In York it was the turn of Hiroshi Shigezumi, 71. He was on the retreat from Kohima and he evoked the experience simply, briefly, ungrammatically, graphically: 'As you must be aware of the desperate battles in and around Kohima, I do not talk much,' he told his audience. 'It lasted for 60 days and we retreated from Kohima when rainy season had already started. Rain in Assam number one rainfall in the world and is dreadful beyond imagination.

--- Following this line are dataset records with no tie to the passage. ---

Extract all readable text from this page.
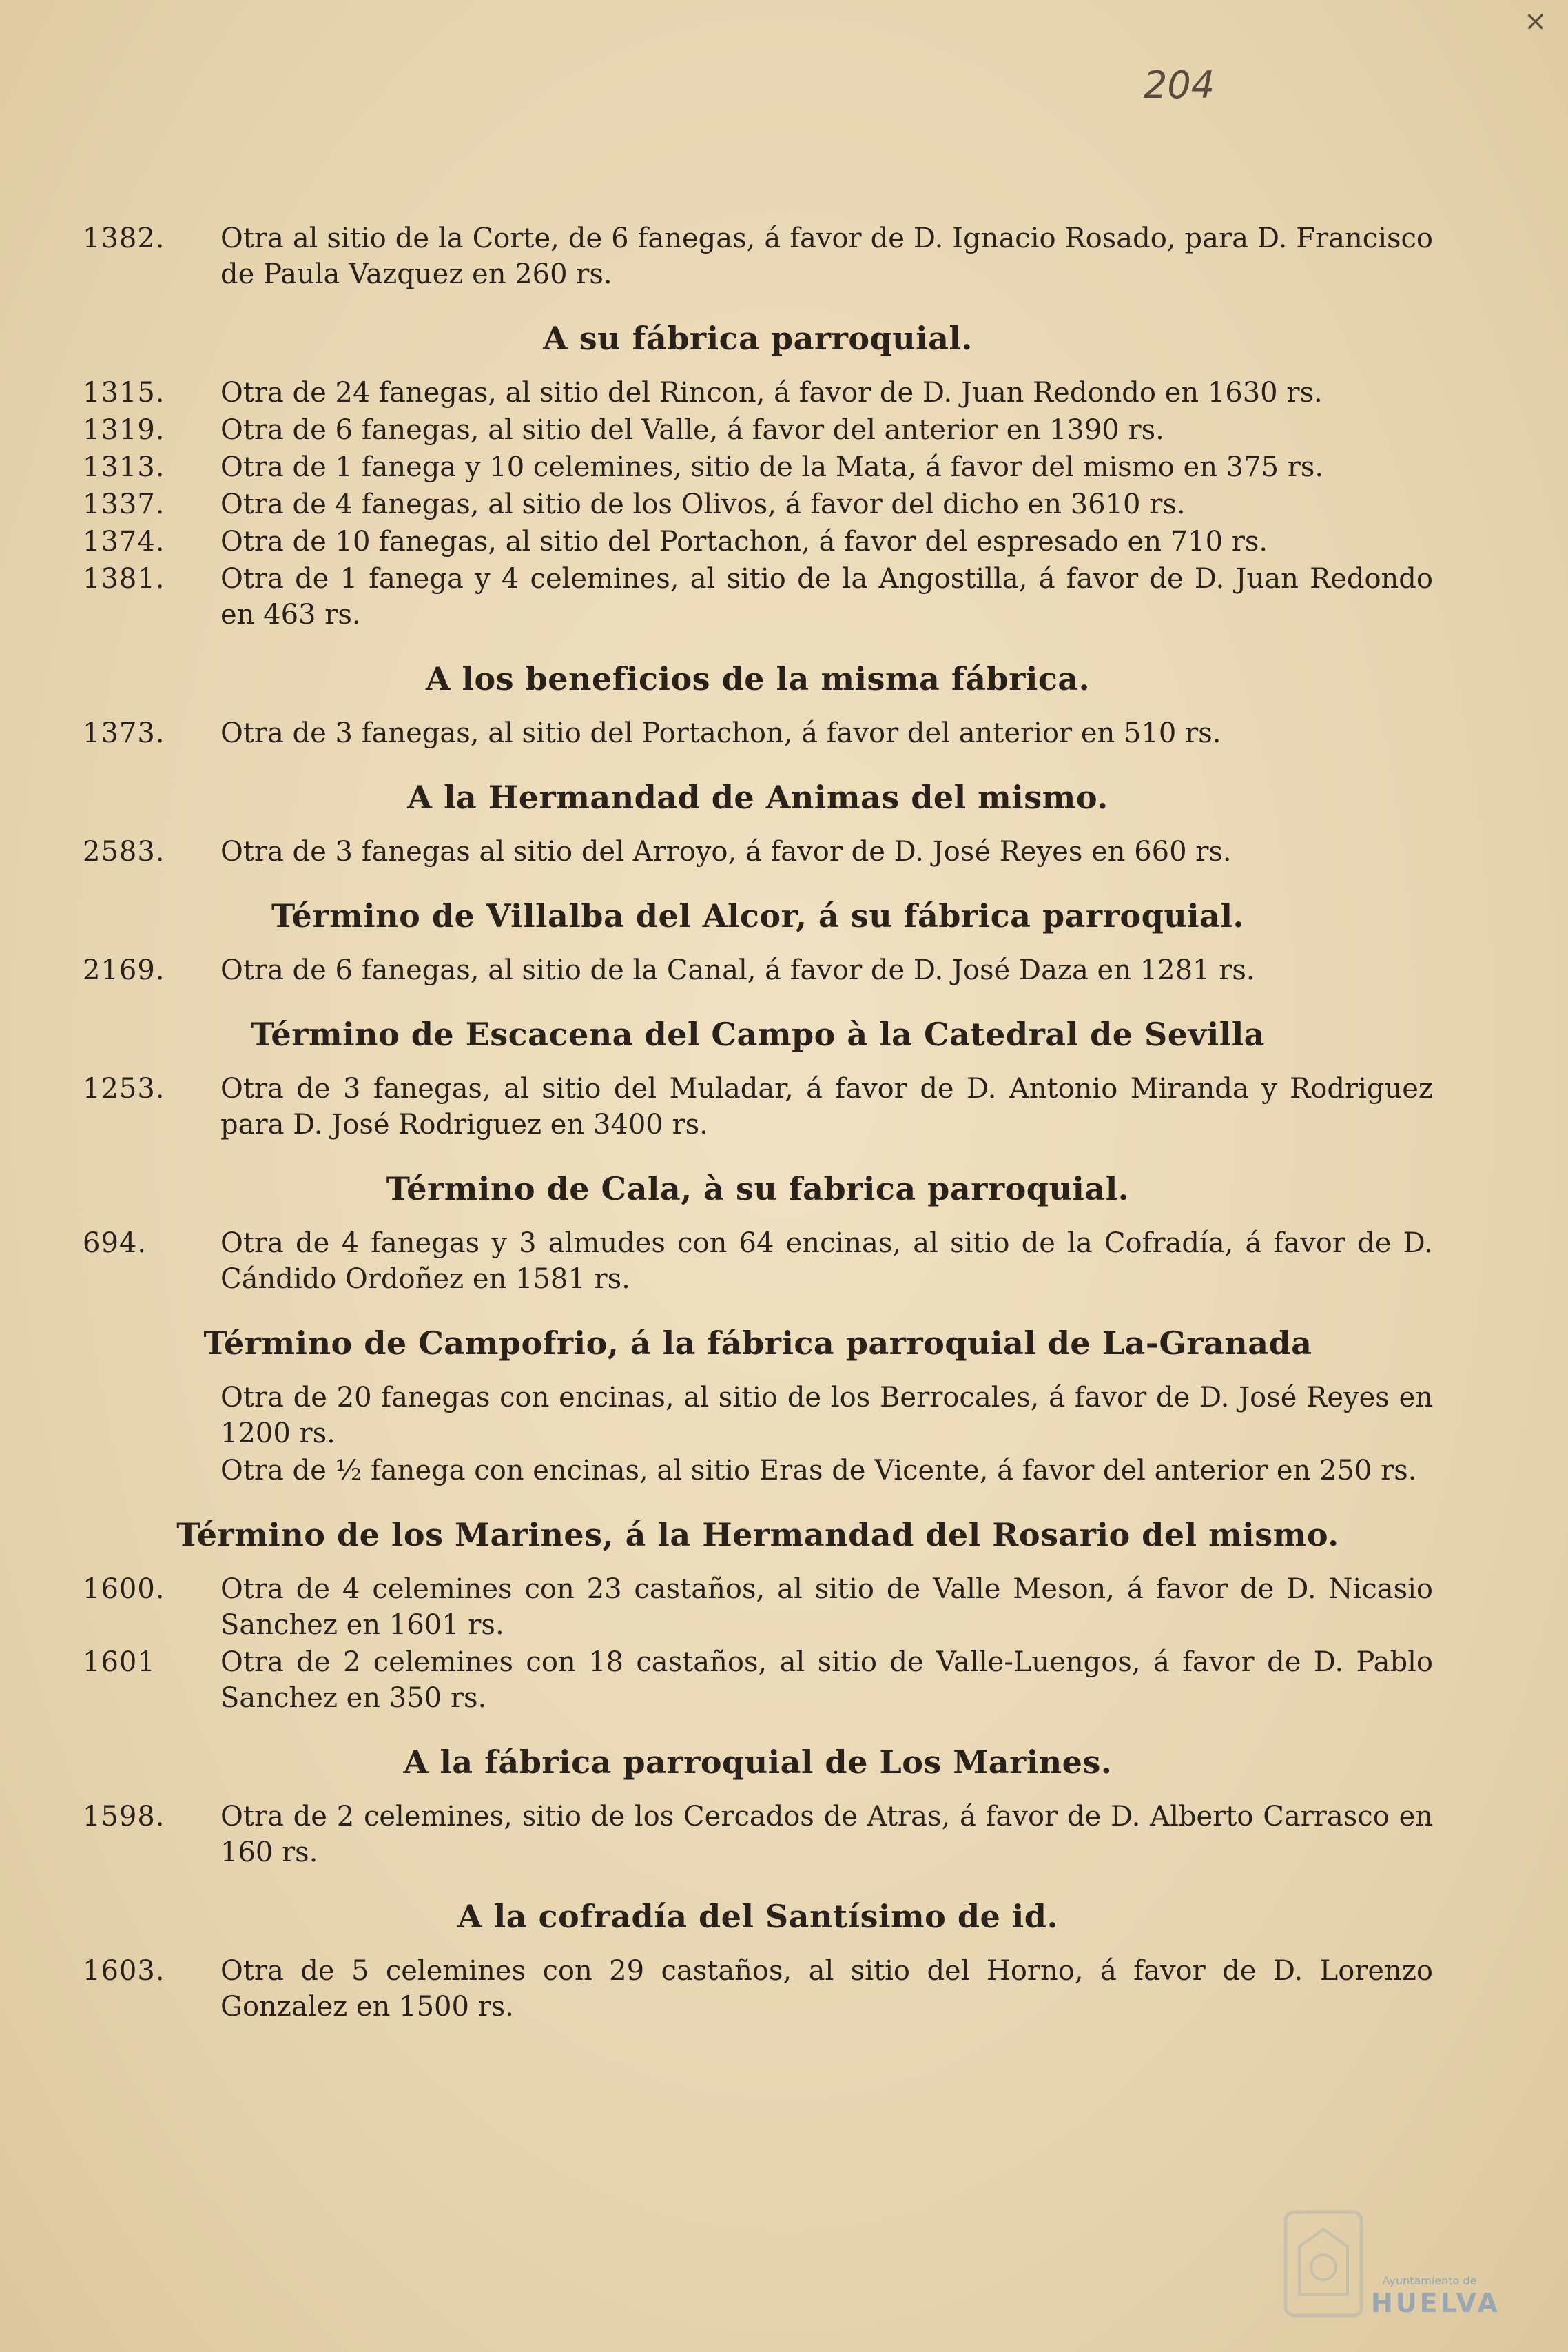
204
×
1382.	Otra al sitio de la Corte, de 6 fanegas, á favor de D. Ignacio Rosado, para D. Francisco de Paula Vazquez en 260 rs.
A su fábrica parroquial.
1315.	Otra de 24 fanegas, al sitio del Rincon, á favor de D. Juan Redondo en 1630 rs.
1319.	Otra de 6 fanegas, al sitio del Valle, á favor del anterior en 1390 rs.
1313.	Otra de 1 fanega y 10 celemines, sitio de la Mata, á favor del mismo en 375 rs.
1337.	Otra de 4 fanegas, al sitio de los Olivos, á favor del dicho en 3610 rs.
1374.	Otra de 10 fanegas, al sitio del Portachon, á favor del espresado en 710 rs.
1381.	Otra de 1 fanega y 4 celemines, al sitio de la Angostilla, á favor de D. Juan Redondo en 463 rs.
A los beneficios de la misma fábrica.
1373.	Otra de 3 fanegas, al sitio del Portachon, á favor del anterior en 510 rs.
A la Hermandad de Animas del mismo.
2583.	Otra de 3 fanegas al sitio del Arroyo, á favor de D. José Reyes en 660 rs.
Término de Villalba del Alcor, á su fábrica parroquial.
2169.	Otra de 6 fanegas, al sitio de la Canal, á favor de D. José Daza en 1281 rs.
Término de Escacena del Campo à la Catedral de Sevilla
1253.	Otra de 3 fanegas, al sitio del Muladar, á favor de D. Antonio Miranda y Rodriguez para D. José Rodriguez en 3400 rs.
Término de Cala, à su fabrica parroquial.
694.	Otra de 4 fanegas y 3 almudes con 64 encinas, al sitio de la Cofradía, á favor de D. Cándido Ordoñez en 1581 rs.
Término de Campofrio, á la fábrica parroquial de La-Granada
Otra de 20 fanegas con encinas, al sitio de los Berrocales, á favor de D. José Reyes en 1200 rs.
Otra de ½ fanega con encinas, al sitio Eras de Vicente, á favor del anterior en 250 rs.
Término de los Marines, á la Hermandad del Rosario del mismo.
1600.	Otra de 4 celemines con 23 castaños, al sitio de Valle Meson, á favor de D. Nicasio Sanchez en 1601 rs.
1601	Otra de 2 celemines con 18 castaños, al sitio de Valle-Luengos, á favor de D. Pablo Sanchez en 350 rs.
A la fábrica parroquial de Los Marines.
1598.	Otra de 2 celemines, sitio de los Cercados de Atras, á favor de D. Alberto Carrasco en 160 rs.
A la cofradía del Santísimo de id.
1603.	Otra de 5 celemines con 29 castaños, al sitio del Horno, á favor de D. Lorenzo Gonzalez en 1500 rs.
Ayuntamiento de
HUELVA
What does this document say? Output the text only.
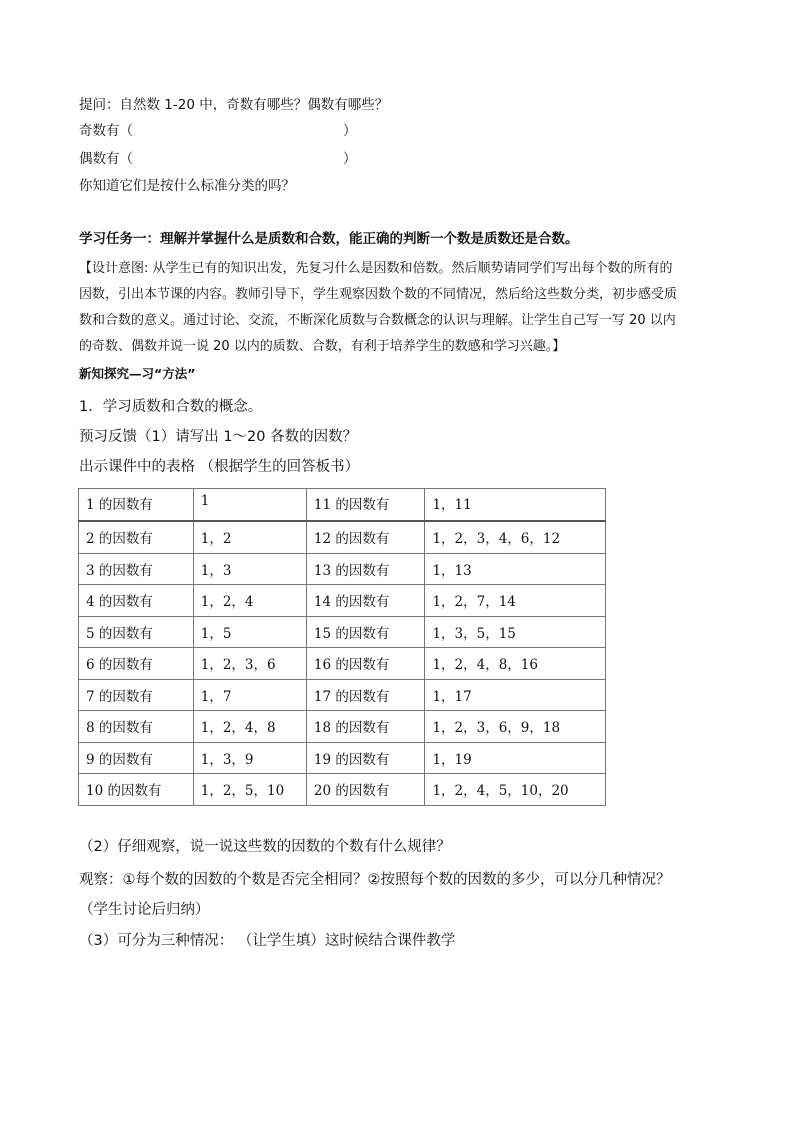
提问：自然数 1-20 中，奇数有哪些？偶数有哪些？
奇数有（	）
偶数有（	）
你知道它们是按什么标准分类的吗？
学习任务一：理解并掌握什么是质数和合数，能正确的判断一个数是质数还是合数。
【设计意图: 从学生已有的知识出发，先复习什么是因数和倍数。然后顺势请同学们写出每个数的所有的
因数，引出本节课的内容。教师引导下，学生观察因数个数的不同情况，然后给这些数分类，初步感受质
数和合数的意义。通过讨论、交流，不断深化质数与合数概念的认识与理解。让学生自己写一写 20 以内
的奇数、偶数并说一说 20 以内的质数、合数，有利于培养学生的数感和学习兴趣。】
新知探究—习“方法”
1．学习质数和合数的概念。
预习反馈（1）请写出 1～20 各数的因数？
出示课件中的表格 （根据学生的回答板书）
1 的因数有	1	11 的因数有	1，11
2 的因数有	1，2	12 的因数有	1，2，3，4，6，12
3 的因数有	1，3	13 的因数有	1，13
4 的因数有	1，2，4	14 的因数有	1，2，7，14
5 的因数有	1，5	15 的因数有	1，3，5，15
6 的因数有	1，2，3，6	16 的因数有	1，2，4，8，16
7 的因数有	1，7	17 的因数有	1，17
8 的因数有	1，2，4，8	18 的因数有	1，2，3，6，9，18
9 的因数有	1，3，9	19 的因数有	1，19
10 的因数有	1，2，5，10	20 的因数有	1，2，4，5，10，20
（2）仔细观察，说一说这些数的因数的个数有什么规律？
观察：①每个数的因数的个数是否完全相同？②按照每个数的因数的多少，可以分几种情况？
（学生讨论后归纳）
（3）可分为三种情况： （让学生填）这时候结合课件教学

'Under the situation of suffering from malaria and amoebic dysentery, lack of food and no medical to be given to wounded and sick men, lots of comrades died. We now call the road we passed Hakkotsu Kaido, or Bleached Bones Avenue.

'From crossing points of Chindwin river lots of dead body were left unburied, but we could not do anything. Under such abnormal situation our human sensibility was utterly paralysed.

'Half a century has elapsed since the miserable experience and the British and Japanese courageous officers and other ranks who confronted on the battlefield have reached an old age of 70s. We wish we would spend the remaining years for the peace of the world hand in hand.'

It may be a frail hope. Of the 50,000 British taken prisoner by the Japanese, 12,400 died in captivity, mainly from starvation, disease, exhaustion and ill-treatment.

'I will never forgive or forget,' said Harold Payne, president of the Far East Prisoners of War Association, who was not among the party in York. He refuses to have a Japanese product in his house. For him, this latest visit is simply an attempt by Japanese veterans to clear their conscience before they die.